A factor of production consisting of physical assets such as machinery, equipment, and structures used to produce goods and services.

factor markets

Markets where factors of production (labor, capital, and land) are bought and sold, and where factor prices are determined.

factor prices

The prices paid for factors of production (such as wages for labor, rent for land, and interest for capital) that provide incentives to firms and workers.

factors of production

The resources used to produce goods and services, including land, labor, capital, and entrepreneurship.

firms

Business organizations that combine factors of production to produce and sell goods or services.

interest

The price paid for the use of capital in factor markets.

labor

A factor of production representing human effort and services used in the production of goods and services.

land

A factor of production representing natural resources and physical space used in production.

marginal resource cost

The additional cost incurred by a firm when employing one more unit of a factor of production.

marginal revenue product

The additional revenue generated by employing one more unit of a factor of production, calculated as marginal product multiplied by marginal revenue.

output price

The market price of the goods or services that a firm produces, which affects the firm's demand for labor and other factors of production.

productivity

The output produced per unit of factor input, which influences a firm's decision to hire factors of production.

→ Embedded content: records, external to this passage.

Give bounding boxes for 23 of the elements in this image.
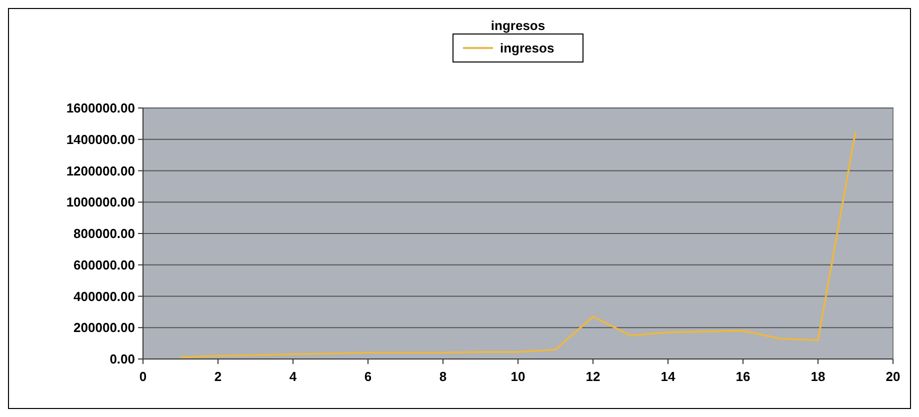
x-tick-label: 4 — [289, 369, 298, 384]
x-tick-label: 2 — [214, 369, 222, 384]
y-tick-label: 1000000.00 — [66, 194, 135, 210]
x-tick-label: 0 — [139, 369, 147, 384]
y-tick-label: 600000.00 — [74, 257, 135, 272]
y-tick-label: 1200000.00 — [66, 163, 135, 178]
x-tick-label: 8 — [439, 369, 447, 384]
x-tick-label: 20 — [886, 369, 900, 384]
x-tick-label: 12 — [586, 369, 600, 384]
y-tick-label: 200000.00 — [74, 320, 135, 336]
y-tick-label: 1600000.00 — [66, 100, 135, 116]
legend-label: ingresos — [500, 40, 554, 56]
y-tick-label: 0.00 — [110, 352, 135, 367]
y-tick-label: 800000.00 — [74, 226, 135, 242]
y-tick-label: 400000.00 — [74, 288, 135, 304]
x-tick-label: 6 — [364, 369, 372, 384]
x-tick-label: 18 — [810, 369, 826, 384]
chart-title: ingresos — [490, 18, 546, 33]
y-tick-label: 1400000.00 — [66, 132, 135, 147]
x-tick-label: 10 — [510, 369, 526, 384]
x-tick-label: 16 — [736, 369, 750, 384]
x-tick-label: 14 — [660, 369, 676, 384]
line-series — [180, 130, 856, 358]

quantity of labor demanded

The amount of labor that firms are willing and able to hire at a given wage rate.

quantity of labor supplied

The amount of labor that workers are willing and able to provide at a given wage rate.

rent

The price paid for the use of land in factor markets.

wage rate

The price of labor, typically expressed as compensation per unit of time worked.

wages

The price paid for labor services in factor markets.

Frequently Asked Questions

What is a factor market in AP Microeconomics?

A factor market is where firms buy factors of production from households. The main factor prices are wages for labor, rent for land, interest for capital, and profit for entrepreneurship.

What is derived demand?

Derived demand means a firm's demand for a factor comes from demand for the output that factor helps produce.

What are the factors of production and factor prices?

The factors of production are land, labor, capital, and entrepreneurship. Their factor prices are rent, wages, interest, and profit.

How do firms decide how many workers to hire?

Firms compare marginal revenue product and marginal resource cost. In the standard AP Micro rule, hire additional labor as long as MRP is at least MRC and stop where MRP equals MRC.

What is the difference between MRP and MRC?

MRP is the extra revenue from hiring one more unit of a resource. MRC is the extra cost of hiring that resource. In a competitive output market, MRP equals marginal product times product price.

What is a common mistake with factor markets?

A common mistake is confusing marginal product with marginal revenue product, or assuming marginal resource cost always equals the wage outside perfectly competitive factor markets.